LAMA2-related muscular dystrophy is a disorder that causes muscle weakness and wasting. The condition is a result of mutations in the LAMA2 gene that contains instructions for the body to make the laminin alpha2 protein. This protein is part of the laminin 2 (also called merosin) and laminin 4 complexes, which are important skeletal muscle components. There are at least two types of this condition:
Early-onset LAMA2-related MD is the most common presentation of this condition. It is apparent at birth or within the first few months of life, and thus, considered part of a class of muscle disorders called congenital muscular dystrophies. Low muscle tone and muscle weakness are severe and most affected infants experience delays or fail to reach many motor milestones. Most affected infants can sit unsupported and some can stand without assistance. Very few children with the severe form are ever able to walk without help. In addition, affected newborns may experience breathing difficulties that progressively worsen with age. Feeding difficulties can result in poor weight gain and growth. Other symptoms can include stiff joints, dislocation of the hip, progressive curvature of the spine, weak eye muscles, and seizures. Intellectual disability is only seen in a small percentage of patients, who mostly have structural malformations of the brain and/or seizures.
Late-onset LAMA2-related MD occurs later in childhood or in adulthood. Signs and symptoms of this form tend to be milder than the early-onset type and are similar to those of a group of muscle disorders classified as limb-girdle muscular dystrophies. In the late-onset form, the muscles most affected are those closest to the body, such as the shoulders, upper arms, pelvic area, and thighs. Children with late-onset LAMA2-related MD sometimes have delayed development of motor skills such as walking, but typically achieve the ability to walk without assistance. Over time, they may develop rigidity of the back, joint stiffness, progressive curvature of the spine, breathing problems, and heart issues (arrhythmia or weakening of the heart muscles, known as cardiomyopathy).
The worldwide occurrence of LAMA2-related MD is unknown. Where estimated, the occurrence of congenital muscular dystrophies are estimated to be between 1 in 26,000 and 1 in 132,000. However, the number of cases attributed to mutations in LAMA2 varies by country and has been reported between ~6% and ~66%. Of note, one large study from northern England estimated the occurrence of LAMA2-related MD to be approximately 1 in 166,000 births, and a high frequency of the disease has been described in the Irish and Kenyan populations.

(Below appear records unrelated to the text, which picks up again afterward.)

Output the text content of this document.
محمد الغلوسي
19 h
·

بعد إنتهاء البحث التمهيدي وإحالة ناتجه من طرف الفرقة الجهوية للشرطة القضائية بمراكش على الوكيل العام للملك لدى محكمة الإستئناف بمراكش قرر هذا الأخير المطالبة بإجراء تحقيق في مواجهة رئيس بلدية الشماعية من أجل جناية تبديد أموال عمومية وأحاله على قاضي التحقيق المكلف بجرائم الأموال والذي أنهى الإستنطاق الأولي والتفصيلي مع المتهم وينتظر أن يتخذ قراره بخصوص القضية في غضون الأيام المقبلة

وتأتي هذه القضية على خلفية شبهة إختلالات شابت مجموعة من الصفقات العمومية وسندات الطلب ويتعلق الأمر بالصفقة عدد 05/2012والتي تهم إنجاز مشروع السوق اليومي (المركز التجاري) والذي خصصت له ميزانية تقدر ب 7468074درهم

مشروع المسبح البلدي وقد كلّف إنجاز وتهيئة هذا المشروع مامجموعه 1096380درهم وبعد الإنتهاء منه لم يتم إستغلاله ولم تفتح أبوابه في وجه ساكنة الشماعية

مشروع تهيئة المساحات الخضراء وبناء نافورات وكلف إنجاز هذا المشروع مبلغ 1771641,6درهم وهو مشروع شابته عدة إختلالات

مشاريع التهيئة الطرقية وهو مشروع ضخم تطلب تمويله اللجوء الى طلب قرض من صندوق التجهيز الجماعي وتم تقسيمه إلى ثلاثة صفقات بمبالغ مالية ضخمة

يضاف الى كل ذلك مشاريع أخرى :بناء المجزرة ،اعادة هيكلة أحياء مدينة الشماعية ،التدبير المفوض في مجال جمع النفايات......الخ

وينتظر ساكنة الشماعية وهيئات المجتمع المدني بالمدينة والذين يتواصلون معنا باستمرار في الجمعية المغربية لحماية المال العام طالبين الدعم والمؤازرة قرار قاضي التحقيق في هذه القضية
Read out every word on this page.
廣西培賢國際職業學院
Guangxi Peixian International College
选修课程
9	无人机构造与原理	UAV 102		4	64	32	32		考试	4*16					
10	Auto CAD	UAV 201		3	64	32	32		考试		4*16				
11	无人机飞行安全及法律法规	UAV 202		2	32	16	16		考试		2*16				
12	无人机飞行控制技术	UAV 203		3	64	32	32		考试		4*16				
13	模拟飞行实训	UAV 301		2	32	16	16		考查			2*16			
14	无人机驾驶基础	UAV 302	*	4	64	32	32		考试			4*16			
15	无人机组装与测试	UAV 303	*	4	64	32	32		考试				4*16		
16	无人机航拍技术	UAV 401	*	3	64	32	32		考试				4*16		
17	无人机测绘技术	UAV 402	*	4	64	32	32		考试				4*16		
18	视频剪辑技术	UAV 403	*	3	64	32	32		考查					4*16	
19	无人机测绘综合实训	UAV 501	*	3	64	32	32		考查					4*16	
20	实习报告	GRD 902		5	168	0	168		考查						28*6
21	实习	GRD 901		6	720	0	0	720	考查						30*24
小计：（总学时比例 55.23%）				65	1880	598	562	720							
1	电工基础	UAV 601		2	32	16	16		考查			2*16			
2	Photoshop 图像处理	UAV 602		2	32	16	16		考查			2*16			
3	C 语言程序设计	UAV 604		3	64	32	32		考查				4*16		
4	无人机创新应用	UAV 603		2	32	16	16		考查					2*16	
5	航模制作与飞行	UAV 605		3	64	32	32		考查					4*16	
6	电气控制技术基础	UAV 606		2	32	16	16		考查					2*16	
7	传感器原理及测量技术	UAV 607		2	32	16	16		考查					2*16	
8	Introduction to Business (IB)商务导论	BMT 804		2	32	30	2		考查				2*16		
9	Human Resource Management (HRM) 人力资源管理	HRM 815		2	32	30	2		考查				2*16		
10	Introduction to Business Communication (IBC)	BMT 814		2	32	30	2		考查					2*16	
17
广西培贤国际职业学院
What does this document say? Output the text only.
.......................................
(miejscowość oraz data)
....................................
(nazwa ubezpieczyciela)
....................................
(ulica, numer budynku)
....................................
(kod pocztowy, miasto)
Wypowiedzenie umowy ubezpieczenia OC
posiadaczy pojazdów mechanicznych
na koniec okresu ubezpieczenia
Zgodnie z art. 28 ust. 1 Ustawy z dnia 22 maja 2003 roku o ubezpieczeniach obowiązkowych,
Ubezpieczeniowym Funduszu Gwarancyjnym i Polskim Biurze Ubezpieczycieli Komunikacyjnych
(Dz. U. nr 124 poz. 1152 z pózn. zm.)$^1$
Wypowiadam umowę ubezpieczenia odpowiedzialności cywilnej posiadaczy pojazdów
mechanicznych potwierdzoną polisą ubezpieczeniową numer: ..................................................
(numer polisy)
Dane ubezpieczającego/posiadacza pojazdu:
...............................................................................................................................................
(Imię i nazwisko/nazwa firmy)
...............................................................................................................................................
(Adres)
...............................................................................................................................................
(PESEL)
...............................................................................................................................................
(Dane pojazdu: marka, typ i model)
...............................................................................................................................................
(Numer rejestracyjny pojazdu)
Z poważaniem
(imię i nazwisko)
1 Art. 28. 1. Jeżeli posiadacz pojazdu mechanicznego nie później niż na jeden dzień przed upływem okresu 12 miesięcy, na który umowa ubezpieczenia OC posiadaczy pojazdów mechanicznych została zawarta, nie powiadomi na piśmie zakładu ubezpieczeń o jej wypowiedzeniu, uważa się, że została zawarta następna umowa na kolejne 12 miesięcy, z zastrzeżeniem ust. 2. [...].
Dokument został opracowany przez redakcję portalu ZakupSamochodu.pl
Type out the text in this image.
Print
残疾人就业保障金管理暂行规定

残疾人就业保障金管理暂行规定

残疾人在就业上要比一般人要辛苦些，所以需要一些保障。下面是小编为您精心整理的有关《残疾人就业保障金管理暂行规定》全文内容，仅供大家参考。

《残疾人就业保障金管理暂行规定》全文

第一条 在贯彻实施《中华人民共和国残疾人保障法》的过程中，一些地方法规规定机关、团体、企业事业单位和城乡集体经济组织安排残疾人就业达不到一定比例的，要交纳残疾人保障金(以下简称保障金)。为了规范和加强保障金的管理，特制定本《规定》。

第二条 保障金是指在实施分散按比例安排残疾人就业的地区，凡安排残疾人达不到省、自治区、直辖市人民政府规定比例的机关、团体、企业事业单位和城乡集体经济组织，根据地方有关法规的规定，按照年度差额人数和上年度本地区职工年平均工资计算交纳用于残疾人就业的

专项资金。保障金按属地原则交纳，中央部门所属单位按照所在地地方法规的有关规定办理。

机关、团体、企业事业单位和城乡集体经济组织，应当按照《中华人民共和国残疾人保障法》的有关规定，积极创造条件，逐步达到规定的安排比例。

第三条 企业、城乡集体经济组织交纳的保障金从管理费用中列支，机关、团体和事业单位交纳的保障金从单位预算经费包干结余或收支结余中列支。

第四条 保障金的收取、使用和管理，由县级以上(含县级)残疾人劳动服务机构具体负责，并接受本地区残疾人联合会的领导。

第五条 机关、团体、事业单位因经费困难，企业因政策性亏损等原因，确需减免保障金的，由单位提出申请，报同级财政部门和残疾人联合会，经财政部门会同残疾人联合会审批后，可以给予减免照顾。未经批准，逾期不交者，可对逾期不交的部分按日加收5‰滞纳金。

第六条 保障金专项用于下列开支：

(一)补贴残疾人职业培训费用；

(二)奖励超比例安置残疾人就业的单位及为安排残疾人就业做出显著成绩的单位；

Treatment is symptomatic, with the objective of optimizing each patient's abilities, and is usually managed by a team of doctors. For infants and children with early-onset LAMA2-related MD, it may include supplemental feeding, breathing support, physical therapy, orthotics for joint stiffness, occupational therapy, and speech therapy. Seizures or other neurological complications generally require specific medications. Those with the late-onset form benefit from regular physical therapy to stretch the joints and spine, and may need care for progressive breathing difficulties. Monitoring for issues over time, like breathing and heart complications, is also typically recommended for any individual with this condition.
Because of the serious health problems that occur in the early-onset form of the disorder, especially breathing issues, many affected individuals do not survive past adolescence. Those with the rarer, late-onset form have progressive muscle weakness, but life expectancy is typically unaffected.
The CMD International Registry is a patient self-report registry, with the goal to register the global congenital muscle disease population, including congenital myopathy and congenital muscular dystrophy.